Roughgarden is eager to show that having two sexes is by no means the norm in the animal world. To do this, instead of talking about sex, she talks about gender. She then refers to such well-known phenomena as species having two kinds of male (some big and some small, for instance), and argues that (since these kinds often follow different sexual strategies) such species have two male genders. She concludes that this shows there are many genders and hence, sexual selection cannot apply.

But what about the obvious response, that we have one sex with some members doing one thing and other members doing another thing? What about the objection that gender is exclusively a human concept referring to how we feel about our sexuality, how we identify ourselves, as in: "I was a man trapped in a woman's body." In what sense could a bullfrog (to take one of Roughgarden's examples) possibly have a sense of sexual identification?

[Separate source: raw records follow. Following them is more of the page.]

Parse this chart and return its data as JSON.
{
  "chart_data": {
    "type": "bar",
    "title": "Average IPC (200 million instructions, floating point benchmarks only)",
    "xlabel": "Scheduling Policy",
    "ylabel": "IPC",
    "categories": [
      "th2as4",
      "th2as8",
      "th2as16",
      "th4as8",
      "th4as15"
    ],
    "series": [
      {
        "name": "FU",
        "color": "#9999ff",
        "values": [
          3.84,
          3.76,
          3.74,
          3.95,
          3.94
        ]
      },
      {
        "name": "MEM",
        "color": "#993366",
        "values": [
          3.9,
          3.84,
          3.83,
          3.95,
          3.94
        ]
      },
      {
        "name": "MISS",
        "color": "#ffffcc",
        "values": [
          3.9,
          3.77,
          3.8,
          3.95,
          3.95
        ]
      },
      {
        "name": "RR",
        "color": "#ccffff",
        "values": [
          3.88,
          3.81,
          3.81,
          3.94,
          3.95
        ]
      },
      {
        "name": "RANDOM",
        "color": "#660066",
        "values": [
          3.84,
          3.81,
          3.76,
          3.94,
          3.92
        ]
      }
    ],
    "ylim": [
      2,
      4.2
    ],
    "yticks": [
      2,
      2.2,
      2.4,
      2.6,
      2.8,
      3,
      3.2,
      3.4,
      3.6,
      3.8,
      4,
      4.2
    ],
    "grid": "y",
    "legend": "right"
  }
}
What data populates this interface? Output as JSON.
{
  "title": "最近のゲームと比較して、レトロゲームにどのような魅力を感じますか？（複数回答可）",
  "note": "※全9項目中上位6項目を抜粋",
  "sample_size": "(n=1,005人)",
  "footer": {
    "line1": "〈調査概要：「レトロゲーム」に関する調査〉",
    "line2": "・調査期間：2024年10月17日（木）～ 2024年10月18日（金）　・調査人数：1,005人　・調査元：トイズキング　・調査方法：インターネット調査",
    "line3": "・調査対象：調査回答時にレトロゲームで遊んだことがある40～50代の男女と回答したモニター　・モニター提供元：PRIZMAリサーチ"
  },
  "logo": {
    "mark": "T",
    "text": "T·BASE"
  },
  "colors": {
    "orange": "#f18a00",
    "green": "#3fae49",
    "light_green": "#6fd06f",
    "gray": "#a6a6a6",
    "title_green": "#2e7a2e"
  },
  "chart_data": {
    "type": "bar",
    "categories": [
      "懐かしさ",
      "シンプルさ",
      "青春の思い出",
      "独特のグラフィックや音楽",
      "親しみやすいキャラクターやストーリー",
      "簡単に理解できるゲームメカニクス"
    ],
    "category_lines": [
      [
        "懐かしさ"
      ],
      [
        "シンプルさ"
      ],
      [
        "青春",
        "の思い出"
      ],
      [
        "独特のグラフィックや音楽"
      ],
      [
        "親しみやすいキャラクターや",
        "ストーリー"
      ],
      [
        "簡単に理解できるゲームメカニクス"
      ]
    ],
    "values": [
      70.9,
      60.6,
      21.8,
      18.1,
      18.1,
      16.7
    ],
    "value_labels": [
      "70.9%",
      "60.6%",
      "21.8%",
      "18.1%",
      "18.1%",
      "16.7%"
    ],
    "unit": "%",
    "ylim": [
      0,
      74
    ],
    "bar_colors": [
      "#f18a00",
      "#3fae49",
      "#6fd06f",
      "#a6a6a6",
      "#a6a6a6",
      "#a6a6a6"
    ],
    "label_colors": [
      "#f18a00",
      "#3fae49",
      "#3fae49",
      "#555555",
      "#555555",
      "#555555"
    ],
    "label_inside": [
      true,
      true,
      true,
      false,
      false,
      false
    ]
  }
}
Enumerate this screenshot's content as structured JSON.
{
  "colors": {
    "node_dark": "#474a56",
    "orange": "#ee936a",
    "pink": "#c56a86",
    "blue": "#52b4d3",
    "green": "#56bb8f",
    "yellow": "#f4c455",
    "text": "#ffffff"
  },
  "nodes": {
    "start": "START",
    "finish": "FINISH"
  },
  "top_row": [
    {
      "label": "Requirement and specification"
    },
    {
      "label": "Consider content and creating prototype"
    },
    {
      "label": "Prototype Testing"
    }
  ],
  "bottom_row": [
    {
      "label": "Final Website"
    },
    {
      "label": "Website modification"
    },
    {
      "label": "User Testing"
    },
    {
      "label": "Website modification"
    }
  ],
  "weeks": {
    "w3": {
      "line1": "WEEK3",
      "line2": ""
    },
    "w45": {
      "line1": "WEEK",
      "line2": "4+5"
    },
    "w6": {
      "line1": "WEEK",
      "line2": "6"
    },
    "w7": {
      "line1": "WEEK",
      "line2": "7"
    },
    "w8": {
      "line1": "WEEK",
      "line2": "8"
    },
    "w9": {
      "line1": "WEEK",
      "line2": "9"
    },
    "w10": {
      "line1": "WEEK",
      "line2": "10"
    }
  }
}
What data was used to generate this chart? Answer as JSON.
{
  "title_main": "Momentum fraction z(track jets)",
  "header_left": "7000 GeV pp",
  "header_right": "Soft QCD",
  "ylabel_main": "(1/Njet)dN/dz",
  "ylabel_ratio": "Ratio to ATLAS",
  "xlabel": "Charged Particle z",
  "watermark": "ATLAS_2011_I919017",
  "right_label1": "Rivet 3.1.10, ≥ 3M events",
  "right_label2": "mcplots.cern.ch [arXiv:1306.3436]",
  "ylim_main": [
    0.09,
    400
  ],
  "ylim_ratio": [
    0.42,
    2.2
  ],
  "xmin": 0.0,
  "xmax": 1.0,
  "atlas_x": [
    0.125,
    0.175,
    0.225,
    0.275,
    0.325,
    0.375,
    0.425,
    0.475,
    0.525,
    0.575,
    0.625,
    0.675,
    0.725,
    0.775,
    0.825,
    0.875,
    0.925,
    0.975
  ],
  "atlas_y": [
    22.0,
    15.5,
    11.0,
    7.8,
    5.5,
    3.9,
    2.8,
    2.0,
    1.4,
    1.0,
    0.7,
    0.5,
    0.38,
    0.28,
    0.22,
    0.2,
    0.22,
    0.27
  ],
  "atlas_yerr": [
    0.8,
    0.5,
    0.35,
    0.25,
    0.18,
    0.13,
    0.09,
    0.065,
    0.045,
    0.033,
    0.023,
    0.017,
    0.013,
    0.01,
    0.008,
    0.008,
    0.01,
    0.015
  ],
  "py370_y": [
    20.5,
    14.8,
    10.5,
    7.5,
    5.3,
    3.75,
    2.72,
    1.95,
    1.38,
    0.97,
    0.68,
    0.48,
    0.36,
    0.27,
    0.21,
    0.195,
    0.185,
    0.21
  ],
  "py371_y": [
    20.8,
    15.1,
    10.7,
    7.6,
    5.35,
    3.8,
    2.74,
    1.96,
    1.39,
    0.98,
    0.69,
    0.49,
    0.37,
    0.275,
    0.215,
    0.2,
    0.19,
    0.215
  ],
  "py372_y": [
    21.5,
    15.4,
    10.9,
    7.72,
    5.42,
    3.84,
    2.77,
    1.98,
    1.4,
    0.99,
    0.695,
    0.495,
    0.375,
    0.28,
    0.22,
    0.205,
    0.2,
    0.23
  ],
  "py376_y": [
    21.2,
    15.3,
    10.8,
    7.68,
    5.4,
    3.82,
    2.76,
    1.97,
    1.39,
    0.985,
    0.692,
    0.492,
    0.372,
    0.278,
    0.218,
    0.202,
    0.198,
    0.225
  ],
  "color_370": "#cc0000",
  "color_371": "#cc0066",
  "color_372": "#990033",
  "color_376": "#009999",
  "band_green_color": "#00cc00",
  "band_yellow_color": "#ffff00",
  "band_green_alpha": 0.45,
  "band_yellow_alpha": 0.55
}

More than this. Roughgarden points out that sometimes an animal can have one form at one stage of its life and another later in life. When these differences are connected to different sexual strategies, apparently, the two-gender label applies even here. Can this really be so? Adolescent boys have habits intended to attract females, like showing off and sports and so forth. Men over 40 have rather different habits intended to attract females, like offers of good food and wine and trips to South Sea islands. While there are days when I am quite prepared to argue that adolescents are a non-human species, I doubt they are different genders.

Second, is it not time now to move beyond listing same-sex behaviour in animals and simply labelling it "homosexuality"? According to the (1970s) Kinsey reports, human male homosexuals, particularly, are often if not usually exclusively homosexual in thought and behaviour. They really are not heterosexuals taking an afternoon off from the wife and kids. Yet the whole point of Roughgarden's alternative mechanism to sexual selection is that homosexuality is something that bonds heterosexuals to each other, so that then they can go out in a gang and grab more mates than they could acting alone. Is this really what the bathhouse culture was all about?

Third, even if she disagrees with standard theory, Roughgarden should have taken seriously the arguments of traditional evolutionists about sexual selection. If not sexual selection, then how does one explain the fact that the elephant-seal male is hugely larger than the female? If this is not a function of males competing with each other for the females, then what is it? And why do we have such sexual dimorphism when and only when males compete in this brutal way? Perhaps tradition is wrong, but it deserves a refutation.

I am afraid that sincerity is not enough. Bad arguments are bad arguments, even when written from the heart.


Michael Ruse is Lucyle T. Werkmeister Professor of Philosophy, and program director in the history and philosophy of science, at Florida State University in Tallahassee. He has immense respect for Roughgarden's science.